Key Clauses in Every Subcontractor Agreement You Should Read Before Signing
The subcontract you sign with the GC governs your rights for the life of the project. Most subcontractors read the price and the scope. The clauses that determine what happens when something goes wrong get less attention, until something goes wrong.
Before you price
Flow-down provisions
Flow-down clauses make you responsible for the same obligations to the GC that the GC has to the owner. If the prime contract requires insurance at certain limits, flow-down makes you responsible for those limits. If the prime contract has a specific dispute resolution process, flow-down binds you to that process.
Some GCs include a provision that the entire prime contract flows down to each subcontractor. This means your rights and obligations are governed by a document you may never have seen.
Ask for a copy of the prime contract before you sign a subcontract that flows it down to you. You are accepting obligations you need to understand.
No-damage-for-delay
A no-damage-for-delay clause says that even if the owner or GC causes delays to your work, your only remedy is a time extension, not additional money.
This clause can eliminate your right to collect extended general conditions, lost productivity, escalation, and other costs caused by delays that are not your fault.
Some states limit the enforceability of no-damage-for-delay clauses. But even in states that restrict them, the clauses must be analyzed carefully. If yours is in a subcontract governed by a state that enforces them, you have accepted significant delay risk with no financial remedy.
Termination for convenience
A termination for convenience clause lets the owner or GC terminate your contract at any time for any reason, without owing you damages for lost anticipated profits.
If you are terminated for convenience on a job where you had significant profit expected from remaining work, termination for convenience means you collect your costs to date plus a reasonable overhead and profit on completed work only. You do not collect profit you would have earned on the work that was cancelled.
Know whether this clause is in your subcontract. On long jobs with back-loaded scope, it changes the risk profile significantly.
Scope definition
The scope section defines what you are responsible for. Vague scope leads to disputes. Scope that references drawings and specifications by name and revision date is better than scope that says 'all work shown in the drawings.'
Pay attention to exclusions. If the subcontract does not list what is excluded from your scope, assume the GC believes you are responsible for everything related to your trade that appears in the documents.

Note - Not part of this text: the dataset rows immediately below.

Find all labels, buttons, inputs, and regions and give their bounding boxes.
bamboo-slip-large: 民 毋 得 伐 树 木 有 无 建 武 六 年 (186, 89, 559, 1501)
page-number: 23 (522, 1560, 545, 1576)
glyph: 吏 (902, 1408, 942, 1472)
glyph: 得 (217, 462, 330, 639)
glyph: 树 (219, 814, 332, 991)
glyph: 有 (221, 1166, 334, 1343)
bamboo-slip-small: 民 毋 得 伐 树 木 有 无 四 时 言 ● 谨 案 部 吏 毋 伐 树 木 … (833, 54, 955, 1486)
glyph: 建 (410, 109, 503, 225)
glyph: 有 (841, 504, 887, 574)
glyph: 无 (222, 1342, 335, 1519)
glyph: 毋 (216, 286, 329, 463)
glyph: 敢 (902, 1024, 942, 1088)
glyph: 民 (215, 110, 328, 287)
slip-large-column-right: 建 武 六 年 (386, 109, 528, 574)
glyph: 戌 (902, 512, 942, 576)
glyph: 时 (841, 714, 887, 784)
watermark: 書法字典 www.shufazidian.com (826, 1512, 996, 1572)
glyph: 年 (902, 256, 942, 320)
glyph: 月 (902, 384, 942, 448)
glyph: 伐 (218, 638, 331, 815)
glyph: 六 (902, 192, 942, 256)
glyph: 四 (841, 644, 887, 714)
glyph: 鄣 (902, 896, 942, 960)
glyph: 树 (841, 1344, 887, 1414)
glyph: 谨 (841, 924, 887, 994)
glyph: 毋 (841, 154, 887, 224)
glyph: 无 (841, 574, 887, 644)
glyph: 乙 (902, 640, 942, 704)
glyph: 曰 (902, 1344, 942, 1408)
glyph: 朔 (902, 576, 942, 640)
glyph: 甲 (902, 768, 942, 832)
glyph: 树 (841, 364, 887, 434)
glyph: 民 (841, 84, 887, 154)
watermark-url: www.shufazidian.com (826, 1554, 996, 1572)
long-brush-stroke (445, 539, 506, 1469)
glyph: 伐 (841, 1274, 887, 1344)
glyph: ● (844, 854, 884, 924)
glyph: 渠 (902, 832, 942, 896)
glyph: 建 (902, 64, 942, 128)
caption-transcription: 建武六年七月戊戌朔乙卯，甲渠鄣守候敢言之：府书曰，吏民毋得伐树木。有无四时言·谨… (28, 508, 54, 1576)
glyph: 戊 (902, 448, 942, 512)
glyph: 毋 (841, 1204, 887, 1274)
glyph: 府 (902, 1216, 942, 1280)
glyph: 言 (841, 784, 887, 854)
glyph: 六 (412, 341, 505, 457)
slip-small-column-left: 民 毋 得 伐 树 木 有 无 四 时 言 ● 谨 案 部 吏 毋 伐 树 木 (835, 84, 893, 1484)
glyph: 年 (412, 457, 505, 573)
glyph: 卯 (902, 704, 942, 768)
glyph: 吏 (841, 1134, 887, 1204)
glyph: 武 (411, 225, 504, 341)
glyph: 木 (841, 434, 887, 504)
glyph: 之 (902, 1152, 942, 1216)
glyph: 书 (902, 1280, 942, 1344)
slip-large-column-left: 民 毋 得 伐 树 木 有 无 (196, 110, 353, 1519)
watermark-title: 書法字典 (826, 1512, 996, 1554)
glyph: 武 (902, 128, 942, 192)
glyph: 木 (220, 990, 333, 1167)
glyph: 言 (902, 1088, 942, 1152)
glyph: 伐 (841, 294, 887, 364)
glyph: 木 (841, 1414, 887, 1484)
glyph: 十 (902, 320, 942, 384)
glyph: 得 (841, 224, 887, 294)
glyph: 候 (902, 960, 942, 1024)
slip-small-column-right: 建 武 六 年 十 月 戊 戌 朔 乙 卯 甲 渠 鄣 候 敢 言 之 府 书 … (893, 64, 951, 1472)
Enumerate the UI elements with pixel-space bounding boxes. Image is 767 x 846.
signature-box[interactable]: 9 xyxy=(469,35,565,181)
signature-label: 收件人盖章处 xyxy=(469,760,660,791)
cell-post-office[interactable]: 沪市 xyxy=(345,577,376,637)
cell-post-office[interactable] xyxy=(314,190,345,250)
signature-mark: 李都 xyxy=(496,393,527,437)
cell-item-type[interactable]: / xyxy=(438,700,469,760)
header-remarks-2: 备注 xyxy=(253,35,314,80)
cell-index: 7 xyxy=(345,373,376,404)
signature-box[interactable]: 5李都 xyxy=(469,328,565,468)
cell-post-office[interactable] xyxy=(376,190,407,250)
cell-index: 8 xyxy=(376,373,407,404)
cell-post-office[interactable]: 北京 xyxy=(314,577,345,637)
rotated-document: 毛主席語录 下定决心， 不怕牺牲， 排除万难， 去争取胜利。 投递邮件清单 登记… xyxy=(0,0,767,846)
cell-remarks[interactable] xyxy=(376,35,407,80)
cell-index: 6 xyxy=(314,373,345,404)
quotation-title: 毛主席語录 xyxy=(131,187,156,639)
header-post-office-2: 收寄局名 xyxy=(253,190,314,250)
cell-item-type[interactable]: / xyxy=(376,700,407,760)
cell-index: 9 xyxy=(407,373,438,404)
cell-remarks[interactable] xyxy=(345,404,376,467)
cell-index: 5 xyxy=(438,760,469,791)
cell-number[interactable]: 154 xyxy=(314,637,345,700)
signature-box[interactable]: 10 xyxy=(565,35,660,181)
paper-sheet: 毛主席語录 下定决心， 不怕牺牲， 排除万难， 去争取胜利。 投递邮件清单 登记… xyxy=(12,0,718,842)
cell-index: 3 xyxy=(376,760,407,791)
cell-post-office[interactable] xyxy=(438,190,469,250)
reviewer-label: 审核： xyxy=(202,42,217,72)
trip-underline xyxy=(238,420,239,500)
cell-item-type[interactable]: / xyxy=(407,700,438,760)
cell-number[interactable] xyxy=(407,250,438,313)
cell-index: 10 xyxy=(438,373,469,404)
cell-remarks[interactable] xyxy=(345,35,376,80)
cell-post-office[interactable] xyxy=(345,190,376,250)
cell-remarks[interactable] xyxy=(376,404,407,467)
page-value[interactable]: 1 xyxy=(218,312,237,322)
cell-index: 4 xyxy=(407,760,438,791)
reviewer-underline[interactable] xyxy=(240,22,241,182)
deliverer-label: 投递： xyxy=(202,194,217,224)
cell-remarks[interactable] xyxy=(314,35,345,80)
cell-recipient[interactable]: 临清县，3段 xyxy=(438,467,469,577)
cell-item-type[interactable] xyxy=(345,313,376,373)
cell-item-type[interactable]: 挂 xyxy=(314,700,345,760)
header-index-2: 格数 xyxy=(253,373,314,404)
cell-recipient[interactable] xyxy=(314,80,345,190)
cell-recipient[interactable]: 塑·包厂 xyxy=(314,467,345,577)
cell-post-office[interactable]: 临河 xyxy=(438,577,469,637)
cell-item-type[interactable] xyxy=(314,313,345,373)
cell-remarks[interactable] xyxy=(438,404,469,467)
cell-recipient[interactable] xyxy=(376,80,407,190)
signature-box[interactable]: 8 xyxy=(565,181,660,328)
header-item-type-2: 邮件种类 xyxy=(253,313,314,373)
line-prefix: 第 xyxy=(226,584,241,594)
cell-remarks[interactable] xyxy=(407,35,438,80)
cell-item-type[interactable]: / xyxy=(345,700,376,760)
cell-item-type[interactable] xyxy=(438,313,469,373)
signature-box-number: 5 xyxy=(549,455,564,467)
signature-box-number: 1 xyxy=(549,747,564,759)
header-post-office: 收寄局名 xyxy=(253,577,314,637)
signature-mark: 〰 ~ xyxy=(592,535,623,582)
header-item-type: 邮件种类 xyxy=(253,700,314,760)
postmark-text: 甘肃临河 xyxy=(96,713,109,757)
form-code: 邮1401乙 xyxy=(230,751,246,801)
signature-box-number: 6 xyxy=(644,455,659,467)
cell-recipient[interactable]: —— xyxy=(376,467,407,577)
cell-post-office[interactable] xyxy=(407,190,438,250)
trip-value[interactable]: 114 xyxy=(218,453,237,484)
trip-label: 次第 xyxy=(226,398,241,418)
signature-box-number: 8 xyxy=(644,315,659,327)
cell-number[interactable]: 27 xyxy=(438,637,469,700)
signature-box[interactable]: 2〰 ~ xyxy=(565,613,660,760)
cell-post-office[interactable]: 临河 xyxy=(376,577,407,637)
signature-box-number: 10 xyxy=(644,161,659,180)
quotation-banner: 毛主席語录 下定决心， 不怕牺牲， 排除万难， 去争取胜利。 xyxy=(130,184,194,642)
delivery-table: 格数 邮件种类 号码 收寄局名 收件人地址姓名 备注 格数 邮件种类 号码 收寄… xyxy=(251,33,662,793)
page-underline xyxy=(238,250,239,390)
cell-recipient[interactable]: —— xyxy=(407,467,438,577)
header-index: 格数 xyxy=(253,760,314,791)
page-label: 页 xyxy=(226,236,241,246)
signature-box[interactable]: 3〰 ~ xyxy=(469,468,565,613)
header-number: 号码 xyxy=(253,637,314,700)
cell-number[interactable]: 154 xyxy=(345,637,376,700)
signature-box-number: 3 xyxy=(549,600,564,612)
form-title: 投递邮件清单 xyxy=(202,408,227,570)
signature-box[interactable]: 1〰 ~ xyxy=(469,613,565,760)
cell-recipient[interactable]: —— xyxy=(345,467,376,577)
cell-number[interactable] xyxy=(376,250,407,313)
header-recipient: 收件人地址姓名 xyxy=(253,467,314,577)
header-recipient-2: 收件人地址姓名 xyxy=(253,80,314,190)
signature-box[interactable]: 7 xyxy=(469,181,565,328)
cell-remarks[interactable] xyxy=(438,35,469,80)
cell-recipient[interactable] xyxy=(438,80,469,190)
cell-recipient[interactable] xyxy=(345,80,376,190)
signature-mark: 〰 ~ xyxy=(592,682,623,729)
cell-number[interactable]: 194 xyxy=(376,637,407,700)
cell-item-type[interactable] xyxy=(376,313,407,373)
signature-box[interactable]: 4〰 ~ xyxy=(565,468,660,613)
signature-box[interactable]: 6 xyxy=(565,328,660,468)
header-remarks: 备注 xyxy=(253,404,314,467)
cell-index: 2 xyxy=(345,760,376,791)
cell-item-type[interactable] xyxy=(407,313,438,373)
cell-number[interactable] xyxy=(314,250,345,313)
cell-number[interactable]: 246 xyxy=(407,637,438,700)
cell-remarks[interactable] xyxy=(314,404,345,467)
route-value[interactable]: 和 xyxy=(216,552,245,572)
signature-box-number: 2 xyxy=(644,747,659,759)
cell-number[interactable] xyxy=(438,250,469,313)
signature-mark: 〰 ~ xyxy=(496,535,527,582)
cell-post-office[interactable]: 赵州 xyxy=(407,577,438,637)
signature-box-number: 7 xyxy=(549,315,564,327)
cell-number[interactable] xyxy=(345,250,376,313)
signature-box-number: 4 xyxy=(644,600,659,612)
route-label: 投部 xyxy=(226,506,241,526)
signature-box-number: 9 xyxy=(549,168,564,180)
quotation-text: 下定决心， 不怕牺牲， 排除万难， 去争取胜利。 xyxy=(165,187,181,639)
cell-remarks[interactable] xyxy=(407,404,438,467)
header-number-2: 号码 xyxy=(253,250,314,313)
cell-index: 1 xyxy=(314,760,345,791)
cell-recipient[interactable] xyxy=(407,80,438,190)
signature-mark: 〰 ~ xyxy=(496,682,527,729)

If the scope is ambiguous, get it clarified in writing before you sign. A note in the margin of a contract is not a clarification. An executed change order or a written scope clarification letter is.
Dispute resolution
Where will disputes be resolved? In the project's home state? In the GC's home state? In arbitration or court?
A dispute resolution clause that requires arbitration in the GC's home state means a dispute on a job you did locally may have to be resolved in a different state, using an arbitration panel you did not choose.
Arbitration clauses that waive your right to a jury trial are enforceable in most states. Class action waivers are also common. Know what you are waiving before you sign.